Un caso che ha l’eco obbligatorio del Davide contro Golia: Campari ha perso una disputa legale durata diciotto mesi contro Dark Sky Brewery, un microbirrificio incastonato nelle Pennine del Nord. La cosiddetta pietra dello scandalo, come spesso capita in casi di questo genere, riguarda l’utilizzo (improprio, secondo le ragioni di casa Campari) di un nome.
Ve la facciamo breve – Dark Sky Brewery nasce nel 2022 e deve il suo nome ai cieli bui e incontaminati della regione in cui è situato. Dopo avere presentato la richiesta formale per registrare il marchio nella sua ragione sociale, però, Steve White – questo il nome del fondatore – riceve una lettera legale da Campari, che lo accusa di aver violato il marchio della sua Skyy Vodka.
La decisione dei giudici
Davide contro Golia, dunque.

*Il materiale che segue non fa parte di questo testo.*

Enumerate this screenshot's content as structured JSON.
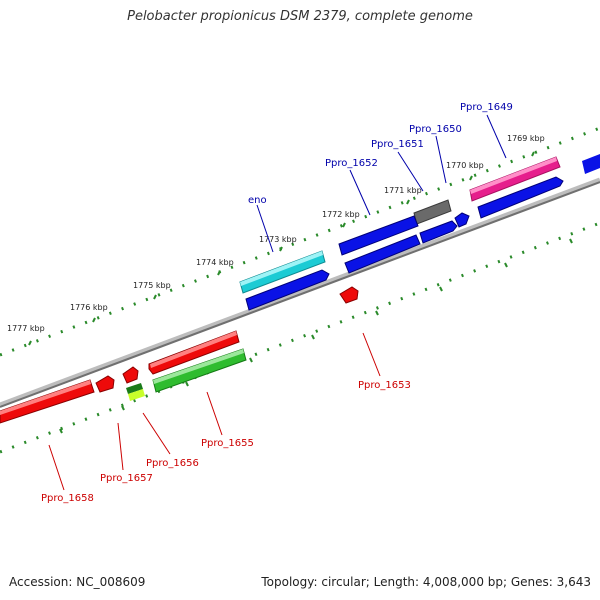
{
  "title": "Pelobacter propionicus DSM 2379, complete genome",
  "footer": {
    "accession": "Accession: NC_008609",
    "summary": "Topology: circular; Length: 4,008,000 bp; Genes: 3,643"
  },
  "tick_labels": [
    "1769 kbp",
    "1770 kbp",
    "1771 kbp",
    "1772 kbp",
    "1773 kbp",
    "1774 kbp",
    "1775 kbp",
    "1776 kbp",
    "1777 kbp"
  ],
  "gene_labels": {
    "forward": [
      "Ppro_1649",
      "Ppro_1650",
      "Ppro_1651",
      "Ppro_1652",
      "eno"
    ],
    "reverse": [
      "Ppro_1653",
      "Ppro_1655",
      "Ppro_1656",
      "Ppro_1657",
      "Ppro_1658"
    ]
  },
  "colors": {
    "backbone": "#8a8a8a",
    "forward_label": "#0000aa",
    "reverse_label": "#cc0000",
    "tick": "#2a8a2a",
    "blue_gene": "#0a12e6",
    "magenta_gene": "#e61e8c",
    "cyan_gene": "#1ccbd4",
    "red_gene": "#ee0a0a",
    "green_gene": "#2fbc2f",
    "gray_gene": "#6a6a6a",
    "yellow_gene": "#c8ff2a"
  }
}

Da una parte un microbirrificio neonato con ambizioni prettamente locali – “Sto solo cercando di produrre della buona birra per la gente del posto”, aveva spiegato White alla stampa locale in seguito allo scoppio del caso -, dall’altra un colosso fondato nel 1860, forte di una distribuzione globale che comprende oltre 190 nazioni in tutto il mondo e che solo di recente ha sborsato più di un miliardo di euro per acquisire Courvoisier, storico produttore francese di cognac.

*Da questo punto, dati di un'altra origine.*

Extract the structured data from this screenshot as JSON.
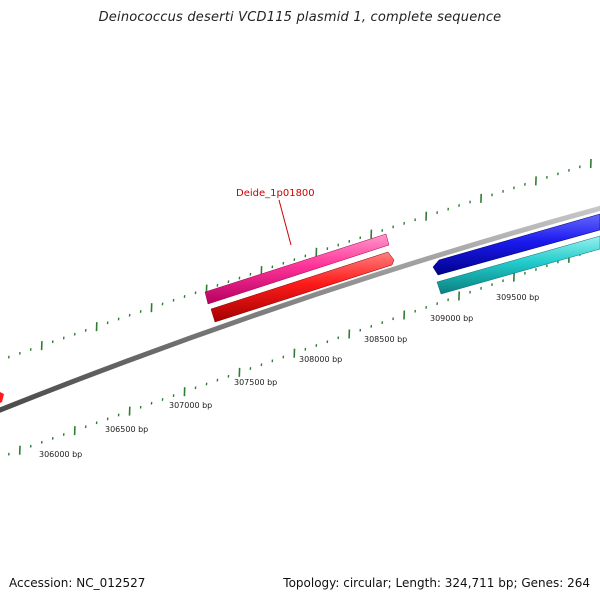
{
  "title": "Deinococcus deserti VCD115 plasmid 1, complete sequence",
  "footer": {
    "accession": "Accession: NC_012527",
    "summary": "Topology: circular; Length: 324,711 bp; Genes: 264"
  },
  "gene_label": {
    "text": "Deide_1p01800",
    "color": "#cc0000"
  },
  "colors": {
    "backbone": "#808080",
    "tick": "#2e7d32",
    "gene_pink": "#ff3399",
    "gene_red": "#ff1a1a",
    "gene_blue": "#1a1aee",
    "gene_cyan": "#22cccc"
  },
  "scale": {
    "unit": "bp",
    "labels": [
      {
        "value": 306000,
        "text": "306000 bp"
      },
      {
        "value": 306500,
        "text": "306500 bp"
      },
      {
        "value": 307000,
        "text": "307000 bp"
      },
      {
        "value": 307500,
        "text": "307500 bp"
      },
      {
        "value": 308000,
        "text": "308000 bp"
      },
      {
        "value": 308500,
        "text": "308500 bp"
      },
      {
        "value": 309000,
        "text": "309000 bp"
      },
      {
        "value": 309500,
        "text": "309500 bp"
      }
    ]
  }
}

Il signor White, in ogni caso, ha deciso di lottare. La sua tesi era che la Skyy Vodka sia uno spirito distillato negli Stati Uniti, mentre il suo marchio apparteneva di fatto a una birra prodotta in un villaggio nel nord-est dell’Inghilterra. Diciotto mesi dopo, i funzionari dell’Ufficio per la proprietà intellettuale (IPO) hanno respinto l’obiezione di Campari e concesso a White la registrazione di Dark Sky Brewery come marchio.
Nella sua sentenza, l’IPO ha affermato di “non aver considerato che l’elemento comune, essendo la parola Sky, possa essere così sorprendentemente distintivo che il consumatore medio si aspetterebbe che solo un’impresa lo utilizzi”. Campari ha anche tentato di suggerire una vaga somiglianza tra i loghi, ma senza successo.
La sentenza continua illustrando le chiare differenze tra i due prodotti – una birra e una vodka, per l’appunto – e concludendo che verranno certamente “percepiti come relativi a diverse sottocategorie di bevande alcoliche”.
White, come potrete immaginare, si è detto soddisfatto ma anche e soprattutto sollevato: secondo la sua personale lettura è stato il buon senso a prevalere. “Non potevo crederci” ha raccontato, facendo riferimento a quando ha ricevuto la notifica da parte di Campari. “Sostenevano che i clienti si sarebbero confusi tra un marchio di vodka globale e una pinta di bitter che è in vendita solo in una manciata di posti nel nord-est dell’Inghilterra”.
“Era una questione di principio, però” ha continuato “e io sono una persona molto testarda, quindi ho deciso che dovevo continuare a lottare”. La sorte premia gli audaci: un po’ come quando una piccola azienda vinicola sarda ha sfidato la Red Bull e ha vinto.